Most of the children who, unfortunately, are diagnosed with ependymomas, it just happens as a random incident. There is no known predisposition to developing ependymomas other than neurofibromatosis. Unfortunately, we still don't know what causes ependymomas. The majority of [patients] do not have a cancer predisposition, but we haven't been able to identify any other huge risk factors that lead to the development of these cancers.
As far as risk factors for relapse, we now have good evidence to suggest that those children in whom we are able to get all of the tumor out, or at least most of the tumor out, before radiation treatment have the best chances of cure. Sometimes it's tricky because these tumors are located in parts of the brain where the neurosurgeon may not be able to completely remove the tumor.
These are aggressive tumors. They're sticking around…to the nerves and the vessels, so any aggressive attempt at resection sometimes leaves neurological problems which could be permanent. That is one of the biggest challenges that a neurosurgeon faces when he goes in to operate on these children with brain tumors.

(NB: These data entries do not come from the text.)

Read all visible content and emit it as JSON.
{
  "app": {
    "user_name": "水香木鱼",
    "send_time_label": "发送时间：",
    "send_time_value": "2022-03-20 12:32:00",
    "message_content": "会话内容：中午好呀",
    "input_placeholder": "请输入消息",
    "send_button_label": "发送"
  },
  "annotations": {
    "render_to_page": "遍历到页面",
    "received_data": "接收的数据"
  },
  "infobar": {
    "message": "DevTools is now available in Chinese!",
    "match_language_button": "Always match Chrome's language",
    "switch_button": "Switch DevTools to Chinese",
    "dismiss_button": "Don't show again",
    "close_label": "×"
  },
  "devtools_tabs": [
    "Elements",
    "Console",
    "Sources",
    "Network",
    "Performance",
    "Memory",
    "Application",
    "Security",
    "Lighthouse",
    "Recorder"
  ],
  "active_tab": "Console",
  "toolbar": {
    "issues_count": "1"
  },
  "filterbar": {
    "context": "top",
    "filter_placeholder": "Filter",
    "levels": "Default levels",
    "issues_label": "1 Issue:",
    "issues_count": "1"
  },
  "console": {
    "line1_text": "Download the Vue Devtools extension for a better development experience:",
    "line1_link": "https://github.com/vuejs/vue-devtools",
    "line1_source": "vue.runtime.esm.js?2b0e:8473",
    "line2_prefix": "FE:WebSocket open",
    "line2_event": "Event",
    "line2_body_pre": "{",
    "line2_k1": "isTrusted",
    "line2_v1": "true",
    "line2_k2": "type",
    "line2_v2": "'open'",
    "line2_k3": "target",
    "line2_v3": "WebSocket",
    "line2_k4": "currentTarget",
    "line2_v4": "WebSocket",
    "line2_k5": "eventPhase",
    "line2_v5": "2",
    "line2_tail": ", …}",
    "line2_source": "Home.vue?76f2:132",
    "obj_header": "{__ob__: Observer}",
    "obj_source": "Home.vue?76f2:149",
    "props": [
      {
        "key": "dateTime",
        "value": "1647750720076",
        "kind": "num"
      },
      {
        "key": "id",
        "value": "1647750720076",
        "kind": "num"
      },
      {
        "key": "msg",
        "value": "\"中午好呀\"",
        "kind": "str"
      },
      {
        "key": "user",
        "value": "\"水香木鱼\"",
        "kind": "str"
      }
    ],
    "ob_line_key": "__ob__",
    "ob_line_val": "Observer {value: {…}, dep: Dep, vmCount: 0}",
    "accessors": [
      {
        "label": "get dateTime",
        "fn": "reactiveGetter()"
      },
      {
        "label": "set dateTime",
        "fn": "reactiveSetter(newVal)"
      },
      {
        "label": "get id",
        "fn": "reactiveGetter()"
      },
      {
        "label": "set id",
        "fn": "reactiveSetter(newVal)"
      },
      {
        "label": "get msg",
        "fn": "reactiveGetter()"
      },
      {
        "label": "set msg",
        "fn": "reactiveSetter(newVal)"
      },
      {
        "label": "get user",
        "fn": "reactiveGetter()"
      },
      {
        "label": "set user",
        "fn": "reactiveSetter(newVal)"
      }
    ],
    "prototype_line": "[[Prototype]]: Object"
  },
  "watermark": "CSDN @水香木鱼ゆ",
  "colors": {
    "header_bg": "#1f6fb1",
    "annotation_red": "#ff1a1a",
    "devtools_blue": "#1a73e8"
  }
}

One of the things that we have shown on the SJCY07 trial is that, using chemotherapy as a bridge in situations where the surgeons may not have been able to get all the tumor out, using chemotherapy may be able to shrink the tumor a little bit and make it easier when the surgeon goes to operate again before we treat them with radiation, is really feasible. That actually gives these children a better chance at a permanent cure.
These are some of the challenges we are facing. There is always a challenge when we discover any new drugs, and whether they will eventually penetrate the natural barrier between the blood and brain, and that is also a huge challenge whenever we design any new trials for children with brain tumors.
What needs to happen next in the treatment of children with ependymoma?
There are some ongoing studies. There is a need for collaboration that doctors and scientists across the world are doing and St. Jude Children’s Research Hospital is part of that collaboration. We hope that we will discover some medications specifically targeting the pathways in ependymomas so that we're not only improving outcomes for these children, but maybe in the future also prevent some complications from the radiation and chemotherapy that these children have to receive.
Upadhyaya S, Robinson GW, Orr B, et al. Outcomes for young children with molecularly defined ependymoma treated on the multi-institutional SJYC07 clinical trial. J Clin Oncol. 2018;36 (suppl; abstr 10548).